FRA Certification Helpline: (216) 694-0240

(The Associated Press circulated the following article on January 31.)

SIOUX FALLS, S.D. — A Federal Railroad Administration ruling announced Wednesday triggered a 90-day period during which the agency must approve or reject a requested $2.3 billion loan for the Dakota, Minnesota and Eastern Railroad’s planned coal train project.

“The final decision will be made after thorough consideration of an extensive and independent evaluation of the railroad, the proposed project and the … loan application,” the agency said in a release.

The FRA said it has determined the DM&E’s project has met the requirements of the federal environmental review process. The release of the agency’s final environmental review starts the time frame for the loan decision, according to the release.

The proposal has drawn heavy opposition in Rochester, Minn., home of the Mayo Clinic.

The DM&E wants to add track to the Powder River Basin coal fields in Wyoming and upgrade its existing line in South Dakota and Minnesota. The $6 billion project would involve building about 280 miles of new track and upgrading 600 miles of existing track so trains could haul coal for power plants.

The agency said that if the loan is approved, it will require the Sioux Falls-based railroad to make additional safety improvements at 10 highway-grade rail crossings in South Dakota and Minnesota and require that locomotives used west of Huron meet or exceed federal emission standards to reduce air pollution in national park areas.

The agency considered nearly 2,500 public comments before reaching its conclusion, according to the release.

The Rochester Coalition said the ruling was not a surprise.

“We disagree with the FRA’s environmental ruling, but it was not unexpected,” spokesman Chris Gade said in a separate statement. “The FRA’s reliance on an incomplete and inadequate environmental review casts a cloud of doubt over the ruling.”

The federal loan “can and should be stopped,” Gade said.

The Mayo Clinic, Olmsted County, the city of Rochester and the Rochester Chamber of Commerce make up the Rochester Coalition, which wants the DM&E to bypass Rochester because of the impact of the increased train traffic on the city and Mayo.

Minnesota leaders reaffirmed their support for Rochester on Wednesday night.
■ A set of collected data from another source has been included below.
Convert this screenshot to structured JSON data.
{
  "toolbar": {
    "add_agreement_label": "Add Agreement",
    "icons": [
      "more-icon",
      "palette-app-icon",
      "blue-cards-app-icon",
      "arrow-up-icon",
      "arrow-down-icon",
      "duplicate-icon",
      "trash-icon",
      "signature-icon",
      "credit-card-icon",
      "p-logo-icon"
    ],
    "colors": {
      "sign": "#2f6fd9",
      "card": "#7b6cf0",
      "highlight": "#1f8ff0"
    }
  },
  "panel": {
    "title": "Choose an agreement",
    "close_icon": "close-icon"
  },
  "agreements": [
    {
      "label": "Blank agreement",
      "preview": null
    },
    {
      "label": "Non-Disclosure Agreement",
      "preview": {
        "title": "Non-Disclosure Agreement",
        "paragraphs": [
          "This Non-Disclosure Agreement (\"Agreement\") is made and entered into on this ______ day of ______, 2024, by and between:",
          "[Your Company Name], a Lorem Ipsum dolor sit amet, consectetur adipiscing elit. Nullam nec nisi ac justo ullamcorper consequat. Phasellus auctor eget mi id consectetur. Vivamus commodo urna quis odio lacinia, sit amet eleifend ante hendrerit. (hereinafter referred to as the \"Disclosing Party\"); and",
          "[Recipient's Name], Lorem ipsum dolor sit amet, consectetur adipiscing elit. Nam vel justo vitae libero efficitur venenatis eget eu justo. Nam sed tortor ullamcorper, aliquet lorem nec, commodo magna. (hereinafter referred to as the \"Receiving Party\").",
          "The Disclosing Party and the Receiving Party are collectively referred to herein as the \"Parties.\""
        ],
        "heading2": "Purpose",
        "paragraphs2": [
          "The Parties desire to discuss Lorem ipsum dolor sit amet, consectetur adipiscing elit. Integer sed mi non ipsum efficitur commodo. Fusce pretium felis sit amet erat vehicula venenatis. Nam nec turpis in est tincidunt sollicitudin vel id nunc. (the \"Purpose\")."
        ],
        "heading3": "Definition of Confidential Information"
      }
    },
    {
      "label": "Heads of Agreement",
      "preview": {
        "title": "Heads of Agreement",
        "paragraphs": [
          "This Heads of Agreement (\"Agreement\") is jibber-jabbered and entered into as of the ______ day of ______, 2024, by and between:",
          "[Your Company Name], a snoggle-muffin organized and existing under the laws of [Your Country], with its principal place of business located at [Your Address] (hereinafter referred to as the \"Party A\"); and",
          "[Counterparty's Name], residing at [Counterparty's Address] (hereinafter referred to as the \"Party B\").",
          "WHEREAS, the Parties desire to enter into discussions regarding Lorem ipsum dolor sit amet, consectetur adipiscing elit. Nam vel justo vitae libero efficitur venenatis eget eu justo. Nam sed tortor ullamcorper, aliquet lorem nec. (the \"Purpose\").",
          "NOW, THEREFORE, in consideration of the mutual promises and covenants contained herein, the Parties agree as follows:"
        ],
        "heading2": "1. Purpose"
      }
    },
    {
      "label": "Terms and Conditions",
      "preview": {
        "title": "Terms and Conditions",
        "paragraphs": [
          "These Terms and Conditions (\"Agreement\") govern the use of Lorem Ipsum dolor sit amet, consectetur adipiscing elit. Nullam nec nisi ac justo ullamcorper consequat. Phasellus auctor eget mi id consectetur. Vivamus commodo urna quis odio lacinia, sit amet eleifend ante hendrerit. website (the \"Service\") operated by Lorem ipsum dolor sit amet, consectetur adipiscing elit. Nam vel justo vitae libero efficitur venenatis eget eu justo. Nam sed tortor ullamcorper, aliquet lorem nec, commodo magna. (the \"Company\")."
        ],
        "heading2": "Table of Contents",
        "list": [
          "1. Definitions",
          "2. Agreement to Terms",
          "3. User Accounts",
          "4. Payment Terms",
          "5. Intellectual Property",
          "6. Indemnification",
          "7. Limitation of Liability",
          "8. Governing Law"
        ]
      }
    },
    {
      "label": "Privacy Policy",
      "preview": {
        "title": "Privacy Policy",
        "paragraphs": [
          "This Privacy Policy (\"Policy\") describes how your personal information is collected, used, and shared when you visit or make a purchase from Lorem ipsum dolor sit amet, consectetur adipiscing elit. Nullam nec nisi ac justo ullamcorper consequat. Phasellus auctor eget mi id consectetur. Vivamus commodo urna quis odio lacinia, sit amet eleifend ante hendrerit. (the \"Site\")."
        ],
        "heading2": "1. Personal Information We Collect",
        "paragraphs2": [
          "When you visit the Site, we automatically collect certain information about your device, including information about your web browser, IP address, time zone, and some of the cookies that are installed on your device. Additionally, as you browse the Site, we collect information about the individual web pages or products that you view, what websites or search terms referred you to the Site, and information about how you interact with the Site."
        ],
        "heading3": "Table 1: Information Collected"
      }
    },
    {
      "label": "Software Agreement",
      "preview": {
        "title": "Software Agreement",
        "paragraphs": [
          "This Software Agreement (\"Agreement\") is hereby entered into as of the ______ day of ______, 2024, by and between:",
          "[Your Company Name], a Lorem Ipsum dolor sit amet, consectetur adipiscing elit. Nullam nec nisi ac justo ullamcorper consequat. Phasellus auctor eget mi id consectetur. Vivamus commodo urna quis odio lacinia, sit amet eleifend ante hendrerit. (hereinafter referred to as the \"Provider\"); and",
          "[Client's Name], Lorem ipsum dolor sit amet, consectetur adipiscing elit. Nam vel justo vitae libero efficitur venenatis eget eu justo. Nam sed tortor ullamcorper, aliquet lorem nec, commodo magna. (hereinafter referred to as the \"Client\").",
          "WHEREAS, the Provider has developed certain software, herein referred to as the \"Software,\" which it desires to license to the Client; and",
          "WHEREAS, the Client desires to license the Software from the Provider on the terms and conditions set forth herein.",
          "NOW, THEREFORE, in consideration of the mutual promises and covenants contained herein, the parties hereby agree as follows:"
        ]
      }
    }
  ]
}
“As the Department of Transportation approaches a final decision on this loan, it must confront very serious questions about the loan application, and it must make sure that dozens of high-speed freight trains do not run right through the heart of Rochester and the Mayo Clinic,” Democratic Sen. Amy Klobuchar, D-Minn., said in another statement.

GOP Gov. Tim Pawlenty said in his own statement that the loan should not be approved “until the concerns of the community can be addressed.

Republican Sen. Norm Coleman said he still hopes a “win-win solution” can be reached as the Transportation Department tries to broker a solution between the city and the railroad, but in the meantime he will move forward on a legislative strategy to protect Rochester.

“I still have hope that a mitigation plan can be agreed upon, and I will remain engaged in those negotiations, but as I have said all along, I will work to stop the project if the concerns of Rochester are not addressed,” Coleman said in a statement.

Rep. Tim Walz, a Democrat who represents southern Minnesota including the Rochester area, issued a statement saying he’ll work to ensure that the officials reviewing the loan package adequately address concerns about safety, transparency and accountability.

“This loan is the largest taxpayer-funded loan to a private company in American history and is deserving of an appropriately large amount of input from the taxpayers and oversight from the Congress,” he said.